I cittadini di Paesi terzi titolari di un permesso unico di soggiorno hanno diritto di beneficiare degli assegni di natalità e maternità

Ai sensi della l. n. 190/2014, che istituisce un assegno di natalità per ogni figlio nato o adottato, esso è versato mensilmente ai cittadini italiani, ai cittadini di altri Stati membri, nonché ai cittadini di Paesi terzi titolari di un permesso di soggiorno di lunga durata, per incentivare la natalità e contribuire alle spese per il suo sostegno.

I cittadini di Paesi terzi titolari di un permesso unico di soggiorno hanno diritto di beneficiare degli assegni di natalità e maternità

Le autorità nazionali non hanno riconosciuto l'assegno di natalità e quello di maternità ad alcuni cittadini stranieri che soggiornavano legalmente nel nostro Paese, titolari di un permesso unico di lavoro, poiché sostenevano che essi non erano titolati dello status di soggiornanti di lungo periodo.

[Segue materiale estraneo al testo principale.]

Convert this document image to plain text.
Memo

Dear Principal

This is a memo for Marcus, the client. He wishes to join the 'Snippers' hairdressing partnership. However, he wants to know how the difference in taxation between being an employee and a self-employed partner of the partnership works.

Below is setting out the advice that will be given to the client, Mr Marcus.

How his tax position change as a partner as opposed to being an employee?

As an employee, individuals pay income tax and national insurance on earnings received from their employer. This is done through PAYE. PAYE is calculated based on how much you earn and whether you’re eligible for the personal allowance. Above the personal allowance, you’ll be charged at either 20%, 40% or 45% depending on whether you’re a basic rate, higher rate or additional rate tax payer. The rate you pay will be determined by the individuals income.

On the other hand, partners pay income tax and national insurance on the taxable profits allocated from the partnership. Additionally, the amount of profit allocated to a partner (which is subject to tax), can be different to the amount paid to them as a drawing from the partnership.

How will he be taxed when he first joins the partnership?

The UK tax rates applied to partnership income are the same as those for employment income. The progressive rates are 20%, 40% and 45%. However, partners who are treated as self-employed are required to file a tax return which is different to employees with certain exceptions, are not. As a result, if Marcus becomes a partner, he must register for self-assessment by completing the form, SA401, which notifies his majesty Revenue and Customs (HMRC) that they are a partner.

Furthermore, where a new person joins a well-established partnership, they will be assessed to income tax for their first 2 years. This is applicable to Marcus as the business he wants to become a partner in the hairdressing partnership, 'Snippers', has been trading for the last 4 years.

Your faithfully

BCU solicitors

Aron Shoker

Ai sensi della l. n. 190/2014, che istituisce un assegno di natalità per ogni figlio nato o adottato, esso è versato mensilmente ai cittadini italiani, ai cittadini di altri Stati membri, nonché ai cittadini di Paesi terzi titolari di un permesso di soggiorno di lunga durata, per incentivare la natalità e contribuire alle spese per il suo sostegno.

I giudici italiani, investiti della controversia, hanno chiesto l'intervento della Corte Costituzionale, la quale a sua volta ha chiesto alla Corte europea di precisare la portata del diritto di accesso alle prestazioni sociali riconosciuto dall'art. 34 della Carta dei diritti fondamentali dell'Unione europea e del diritto alla parità di trattamento nel settore della sicurezza sociale concesso dall'art. 12, paragrafo 1, lett. e), della direttiva 2011/98 ai lavoratori di Paesi terzi.

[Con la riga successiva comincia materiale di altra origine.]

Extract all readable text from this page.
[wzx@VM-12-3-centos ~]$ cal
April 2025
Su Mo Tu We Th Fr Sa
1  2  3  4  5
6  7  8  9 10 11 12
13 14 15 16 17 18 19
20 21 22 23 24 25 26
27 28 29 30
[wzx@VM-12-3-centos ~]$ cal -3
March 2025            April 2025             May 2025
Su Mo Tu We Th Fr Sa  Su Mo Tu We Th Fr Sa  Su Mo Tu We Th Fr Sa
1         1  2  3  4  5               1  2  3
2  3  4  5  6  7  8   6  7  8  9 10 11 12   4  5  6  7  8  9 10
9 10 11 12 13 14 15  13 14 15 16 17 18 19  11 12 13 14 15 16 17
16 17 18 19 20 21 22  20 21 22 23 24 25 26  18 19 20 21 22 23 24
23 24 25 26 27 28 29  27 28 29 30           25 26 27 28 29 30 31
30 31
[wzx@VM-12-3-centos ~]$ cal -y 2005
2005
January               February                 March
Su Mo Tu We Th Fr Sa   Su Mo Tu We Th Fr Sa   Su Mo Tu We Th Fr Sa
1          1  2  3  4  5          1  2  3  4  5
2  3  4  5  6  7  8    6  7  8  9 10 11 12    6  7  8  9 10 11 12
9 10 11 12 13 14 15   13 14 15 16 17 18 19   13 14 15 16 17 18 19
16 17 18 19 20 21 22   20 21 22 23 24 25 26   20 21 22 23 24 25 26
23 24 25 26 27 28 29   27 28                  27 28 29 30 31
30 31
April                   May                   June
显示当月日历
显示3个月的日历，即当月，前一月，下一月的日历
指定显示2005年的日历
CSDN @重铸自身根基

Con tale sentenza la Corte conferma il diritto dei ricorrenti titolari di un permesso unico di beneficiare di un assegno di natalità, concesso automaticamente ai nuclei familiari che rispondono a determinati criteri oggettivi definiti dalla legge, e di un assegno di maternità come previsti dalla normativa italiana.

 

Così deciso da Corte di Giustizia UE, Grande Sezione, 2 settembre 2021, n. C-350/20 (ECLI: EU:C:2021:659)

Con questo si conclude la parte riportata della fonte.